Infelizmente (pois, me pareceu decepcionante, de fato – além de que é uma espécie de “dar o braço a torcer” a pessoas que antes julguei exageradas), para mim já ficou claro, com o que li (tanto que, a preguiça já me diz que nem preciso ler mais, nem preciso terminar de ler o Corão, o que li já basta…) que, invariavelmente, não há “acordo” possível. Minhas pré-disposições oriundas de um otimismo místico guénoniano se foram de uma vez. Como cerrar fileiras com isto?! E vejam que não quero entrar nas questões históricas do que politeístas sofreram ou que estão a sofrer (hindus, politeístas indo-europeus, familiares religiosos nossos, por exemplo) neste momento.

Quando decidi postar isto cá, pensei por um bom tempo se, ao invés de uma postagem deste tipo eu não deveria simplesmente sair copiando e colando versículos de suratas que, no meu ver, falam por si. Claro que, sempre ficaria aquela conversa de “recortes” fora do contexto e de propaganda da “oposição”, etc. Já que estou terminando esta postagem advogando por um distanciamento. Mas desisti: não é preciso isto, antes é mais prudente pedir aos interessados que leiam e tirem suas próprias conclusões.

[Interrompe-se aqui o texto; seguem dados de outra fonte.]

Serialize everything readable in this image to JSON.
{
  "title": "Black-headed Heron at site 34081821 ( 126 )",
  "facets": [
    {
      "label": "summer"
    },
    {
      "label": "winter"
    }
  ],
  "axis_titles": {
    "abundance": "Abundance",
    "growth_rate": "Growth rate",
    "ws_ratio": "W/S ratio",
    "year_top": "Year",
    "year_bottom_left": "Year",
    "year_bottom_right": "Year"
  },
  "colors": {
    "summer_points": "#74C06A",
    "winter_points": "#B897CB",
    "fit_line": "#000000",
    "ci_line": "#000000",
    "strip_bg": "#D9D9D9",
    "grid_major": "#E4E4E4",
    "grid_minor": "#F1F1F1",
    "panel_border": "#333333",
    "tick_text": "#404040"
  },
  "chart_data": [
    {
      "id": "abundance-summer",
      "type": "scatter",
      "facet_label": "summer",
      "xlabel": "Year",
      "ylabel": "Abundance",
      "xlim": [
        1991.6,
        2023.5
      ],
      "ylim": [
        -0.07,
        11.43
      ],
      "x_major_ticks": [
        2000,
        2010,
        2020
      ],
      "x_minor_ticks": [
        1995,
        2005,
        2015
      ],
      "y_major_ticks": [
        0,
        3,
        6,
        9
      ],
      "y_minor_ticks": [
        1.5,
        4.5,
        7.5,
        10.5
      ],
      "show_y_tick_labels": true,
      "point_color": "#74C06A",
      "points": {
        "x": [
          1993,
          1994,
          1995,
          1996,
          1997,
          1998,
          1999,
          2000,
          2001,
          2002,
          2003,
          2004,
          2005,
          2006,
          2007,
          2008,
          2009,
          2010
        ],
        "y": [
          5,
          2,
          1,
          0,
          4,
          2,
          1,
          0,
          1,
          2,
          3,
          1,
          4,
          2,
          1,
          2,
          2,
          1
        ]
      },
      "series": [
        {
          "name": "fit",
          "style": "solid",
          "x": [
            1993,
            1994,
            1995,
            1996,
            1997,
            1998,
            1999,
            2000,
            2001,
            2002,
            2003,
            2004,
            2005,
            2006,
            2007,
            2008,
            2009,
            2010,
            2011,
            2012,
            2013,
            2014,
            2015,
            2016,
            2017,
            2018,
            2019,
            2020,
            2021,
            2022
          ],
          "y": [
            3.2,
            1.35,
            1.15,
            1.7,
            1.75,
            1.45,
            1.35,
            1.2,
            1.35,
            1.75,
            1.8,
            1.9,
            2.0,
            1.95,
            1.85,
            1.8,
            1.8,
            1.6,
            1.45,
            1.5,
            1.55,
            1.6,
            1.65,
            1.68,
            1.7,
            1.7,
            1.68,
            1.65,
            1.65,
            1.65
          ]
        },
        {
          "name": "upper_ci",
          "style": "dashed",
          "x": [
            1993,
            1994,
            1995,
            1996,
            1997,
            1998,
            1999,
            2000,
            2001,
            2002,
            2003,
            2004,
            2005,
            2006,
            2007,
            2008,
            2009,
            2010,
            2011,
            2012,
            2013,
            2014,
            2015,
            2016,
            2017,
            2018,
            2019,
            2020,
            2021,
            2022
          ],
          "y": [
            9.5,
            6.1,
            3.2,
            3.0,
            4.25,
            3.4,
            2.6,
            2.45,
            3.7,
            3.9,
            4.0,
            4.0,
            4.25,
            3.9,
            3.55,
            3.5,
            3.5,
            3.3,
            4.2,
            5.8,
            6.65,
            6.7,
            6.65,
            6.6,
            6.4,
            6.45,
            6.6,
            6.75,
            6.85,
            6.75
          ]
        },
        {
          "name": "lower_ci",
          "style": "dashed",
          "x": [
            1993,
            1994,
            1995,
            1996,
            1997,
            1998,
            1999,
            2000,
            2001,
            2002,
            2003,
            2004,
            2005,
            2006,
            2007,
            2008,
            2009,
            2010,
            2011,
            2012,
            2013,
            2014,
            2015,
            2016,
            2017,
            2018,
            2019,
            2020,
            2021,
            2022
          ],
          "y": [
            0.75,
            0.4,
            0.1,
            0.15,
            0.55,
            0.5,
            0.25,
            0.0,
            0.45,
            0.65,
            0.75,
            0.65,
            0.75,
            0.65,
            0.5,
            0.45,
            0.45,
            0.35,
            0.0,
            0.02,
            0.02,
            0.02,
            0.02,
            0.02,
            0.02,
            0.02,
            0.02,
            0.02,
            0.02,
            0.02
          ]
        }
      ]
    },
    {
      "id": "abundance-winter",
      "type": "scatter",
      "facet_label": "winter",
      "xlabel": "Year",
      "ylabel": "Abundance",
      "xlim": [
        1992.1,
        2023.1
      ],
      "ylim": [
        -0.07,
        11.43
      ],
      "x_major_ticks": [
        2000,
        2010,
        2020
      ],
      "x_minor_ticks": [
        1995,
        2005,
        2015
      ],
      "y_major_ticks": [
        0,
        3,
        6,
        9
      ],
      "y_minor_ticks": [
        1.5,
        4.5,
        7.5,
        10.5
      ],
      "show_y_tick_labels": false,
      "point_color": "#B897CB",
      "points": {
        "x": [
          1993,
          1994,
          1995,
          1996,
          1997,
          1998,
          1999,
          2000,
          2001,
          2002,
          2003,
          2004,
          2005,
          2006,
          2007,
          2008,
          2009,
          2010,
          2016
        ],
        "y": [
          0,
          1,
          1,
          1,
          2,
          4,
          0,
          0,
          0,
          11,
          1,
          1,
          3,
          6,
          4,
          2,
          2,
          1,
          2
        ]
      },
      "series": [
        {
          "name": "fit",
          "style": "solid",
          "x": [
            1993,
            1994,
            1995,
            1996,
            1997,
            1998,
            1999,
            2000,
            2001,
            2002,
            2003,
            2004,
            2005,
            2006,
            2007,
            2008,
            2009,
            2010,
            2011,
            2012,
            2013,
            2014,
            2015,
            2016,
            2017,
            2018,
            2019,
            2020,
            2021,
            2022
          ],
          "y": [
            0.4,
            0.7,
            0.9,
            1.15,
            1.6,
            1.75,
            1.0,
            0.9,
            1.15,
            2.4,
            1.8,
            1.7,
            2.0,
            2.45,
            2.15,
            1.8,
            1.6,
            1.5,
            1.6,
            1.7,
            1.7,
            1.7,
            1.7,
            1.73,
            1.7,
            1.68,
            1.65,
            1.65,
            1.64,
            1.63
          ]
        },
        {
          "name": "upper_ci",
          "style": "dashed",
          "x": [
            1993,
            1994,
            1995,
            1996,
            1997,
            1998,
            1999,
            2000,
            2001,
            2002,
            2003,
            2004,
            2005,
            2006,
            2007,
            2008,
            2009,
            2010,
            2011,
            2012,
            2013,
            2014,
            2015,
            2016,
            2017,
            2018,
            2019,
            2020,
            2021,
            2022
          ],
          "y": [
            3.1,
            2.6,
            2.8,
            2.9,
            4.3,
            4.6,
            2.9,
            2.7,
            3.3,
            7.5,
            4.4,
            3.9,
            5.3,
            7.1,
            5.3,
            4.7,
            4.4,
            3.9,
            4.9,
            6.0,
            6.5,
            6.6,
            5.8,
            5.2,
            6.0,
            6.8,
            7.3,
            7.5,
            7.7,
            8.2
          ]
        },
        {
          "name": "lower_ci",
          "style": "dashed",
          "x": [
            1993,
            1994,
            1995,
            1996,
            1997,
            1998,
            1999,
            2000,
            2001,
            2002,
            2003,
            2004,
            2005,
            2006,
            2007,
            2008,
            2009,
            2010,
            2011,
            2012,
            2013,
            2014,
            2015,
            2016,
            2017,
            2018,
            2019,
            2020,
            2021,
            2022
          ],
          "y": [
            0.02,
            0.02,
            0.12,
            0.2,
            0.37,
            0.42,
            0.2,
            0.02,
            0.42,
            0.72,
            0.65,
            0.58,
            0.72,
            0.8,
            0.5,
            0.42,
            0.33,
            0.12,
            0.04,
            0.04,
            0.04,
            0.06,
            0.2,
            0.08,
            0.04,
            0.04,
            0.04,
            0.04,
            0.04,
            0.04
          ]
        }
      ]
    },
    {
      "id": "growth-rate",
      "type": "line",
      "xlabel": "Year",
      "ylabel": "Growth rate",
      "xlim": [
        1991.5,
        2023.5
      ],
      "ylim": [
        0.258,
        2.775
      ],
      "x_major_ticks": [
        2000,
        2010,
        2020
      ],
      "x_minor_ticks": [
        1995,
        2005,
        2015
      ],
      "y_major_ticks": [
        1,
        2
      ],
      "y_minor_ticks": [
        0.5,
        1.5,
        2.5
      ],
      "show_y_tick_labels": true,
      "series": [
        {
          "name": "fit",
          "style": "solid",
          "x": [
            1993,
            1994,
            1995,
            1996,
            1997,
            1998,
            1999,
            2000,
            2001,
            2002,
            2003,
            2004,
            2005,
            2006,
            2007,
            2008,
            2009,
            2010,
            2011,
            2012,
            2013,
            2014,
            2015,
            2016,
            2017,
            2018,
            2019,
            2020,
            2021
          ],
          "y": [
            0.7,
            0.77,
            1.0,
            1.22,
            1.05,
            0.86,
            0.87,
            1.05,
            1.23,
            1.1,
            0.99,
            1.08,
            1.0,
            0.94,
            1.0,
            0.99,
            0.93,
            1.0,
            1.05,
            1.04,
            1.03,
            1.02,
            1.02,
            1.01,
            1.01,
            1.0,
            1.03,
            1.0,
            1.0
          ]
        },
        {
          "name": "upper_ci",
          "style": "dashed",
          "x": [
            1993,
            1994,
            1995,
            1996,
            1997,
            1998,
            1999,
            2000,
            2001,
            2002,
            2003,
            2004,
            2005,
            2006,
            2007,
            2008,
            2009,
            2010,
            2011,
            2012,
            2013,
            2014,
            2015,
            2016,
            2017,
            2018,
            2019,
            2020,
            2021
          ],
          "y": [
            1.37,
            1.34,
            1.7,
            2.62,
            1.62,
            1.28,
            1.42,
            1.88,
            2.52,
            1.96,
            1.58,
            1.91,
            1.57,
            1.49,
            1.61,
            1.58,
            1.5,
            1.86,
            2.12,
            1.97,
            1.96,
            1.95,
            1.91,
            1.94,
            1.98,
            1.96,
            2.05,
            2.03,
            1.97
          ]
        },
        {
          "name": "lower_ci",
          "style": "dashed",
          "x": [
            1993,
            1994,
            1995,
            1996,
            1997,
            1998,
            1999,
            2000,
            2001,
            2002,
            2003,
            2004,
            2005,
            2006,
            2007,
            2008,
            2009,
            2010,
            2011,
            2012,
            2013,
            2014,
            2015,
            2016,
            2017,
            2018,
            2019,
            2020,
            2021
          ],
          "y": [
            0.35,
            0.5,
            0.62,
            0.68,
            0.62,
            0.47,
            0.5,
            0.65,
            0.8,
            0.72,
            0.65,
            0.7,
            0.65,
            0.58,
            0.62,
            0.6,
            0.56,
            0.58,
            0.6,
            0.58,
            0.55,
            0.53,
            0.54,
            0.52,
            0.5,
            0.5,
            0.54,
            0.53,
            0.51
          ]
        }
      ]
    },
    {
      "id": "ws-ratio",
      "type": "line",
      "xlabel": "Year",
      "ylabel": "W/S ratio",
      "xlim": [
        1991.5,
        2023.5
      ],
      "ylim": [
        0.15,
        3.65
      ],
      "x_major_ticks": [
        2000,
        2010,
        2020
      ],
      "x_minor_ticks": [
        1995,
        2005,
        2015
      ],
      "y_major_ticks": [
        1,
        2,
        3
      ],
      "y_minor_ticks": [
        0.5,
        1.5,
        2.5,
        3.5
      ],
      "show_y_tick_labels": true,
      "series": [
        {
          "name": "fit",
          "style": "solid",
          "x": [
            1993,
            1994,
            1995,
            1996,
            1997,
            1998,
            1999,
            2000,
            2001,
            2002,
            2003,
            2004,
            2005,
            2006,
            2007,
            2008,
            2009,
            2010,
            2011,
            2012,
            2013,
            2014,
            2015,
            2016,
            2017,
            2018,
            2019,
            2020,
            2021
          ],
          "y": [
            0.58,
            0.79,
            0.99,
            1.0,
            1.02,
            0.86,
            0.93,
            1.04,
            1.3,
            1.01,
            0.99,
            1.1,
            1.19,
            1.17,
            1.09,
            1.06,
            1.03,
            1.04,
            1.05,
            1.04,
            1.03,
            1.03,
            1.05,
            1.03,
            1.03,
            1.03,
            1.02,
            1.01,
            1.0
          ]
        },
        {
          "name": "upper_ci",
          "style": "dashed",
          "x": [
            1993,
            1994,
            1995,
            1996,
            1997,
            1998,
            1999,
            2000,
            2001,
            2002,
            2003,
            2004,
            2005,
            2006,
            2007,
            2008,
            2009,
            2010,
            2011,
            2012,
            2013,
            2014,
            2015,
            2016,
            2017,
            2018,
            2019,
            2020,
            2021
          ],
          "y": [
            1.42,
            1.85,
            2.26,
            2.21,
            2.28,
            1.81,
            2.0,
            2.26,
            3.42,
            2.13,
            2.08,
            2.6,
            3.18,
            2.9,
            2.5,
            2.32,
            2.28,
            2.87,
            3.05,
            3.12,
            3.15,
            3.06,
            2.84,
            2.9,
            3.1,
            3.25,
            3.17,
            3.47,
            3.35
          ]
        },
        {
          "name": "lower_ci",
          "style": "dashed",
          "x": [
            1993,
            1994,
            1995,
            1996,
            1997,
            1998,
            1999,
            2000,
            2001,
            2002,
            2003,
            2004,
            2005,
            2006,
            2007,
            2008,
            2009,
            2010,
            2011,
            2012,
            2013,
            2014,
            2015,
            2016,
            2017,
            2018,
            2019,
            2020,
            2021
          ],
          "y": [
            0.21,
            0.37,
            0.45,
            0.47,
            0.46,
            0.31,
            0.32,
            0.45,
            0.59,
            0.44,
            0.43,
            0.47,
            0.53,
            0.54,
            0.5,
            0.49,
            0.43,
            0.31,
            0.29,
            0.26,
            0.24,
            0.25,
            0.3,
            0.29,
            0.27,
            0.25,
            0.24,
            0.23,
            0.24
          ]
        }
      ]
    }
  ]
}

Se por um lado, temos divergências radicais com o cristãos, ao menos possuímos um histórico civilizacional comum, e podemos estabelecer certas zonas de diálogo ético, pela base helênica (e indo-europeia, gostem eles ou não) nesta matéria que compartilhamos. Mas com o muçulmano, por mais que admire sua disposição guerreira, partimos de um histórico civilizacional não apenas diverso, mas agonístico: olhando para a Reconquista na Ibéria, só consigo me ver batalhando do lado dos meus ancestrais cristianizados… E por mais que estes, olhem para mim hoje com reservas por ser um “idólatra”, entusiasta dos deuses dos nossos ancestrais ainda mais antigos, eu (EU) sinto que homenageio o esforço deles, minimamente, não me curvando em namoros com o Islã: não por pura “birra”, mas justamente, por entender melhor contra o quê eles lutaram, tombaram e venceram. Não se sacrificaram em vão. Pagar a jizya, no final das contas, é o que (eles, os muçulmanos) nos propõem, caso não nos convertamos ou sejamos mortos.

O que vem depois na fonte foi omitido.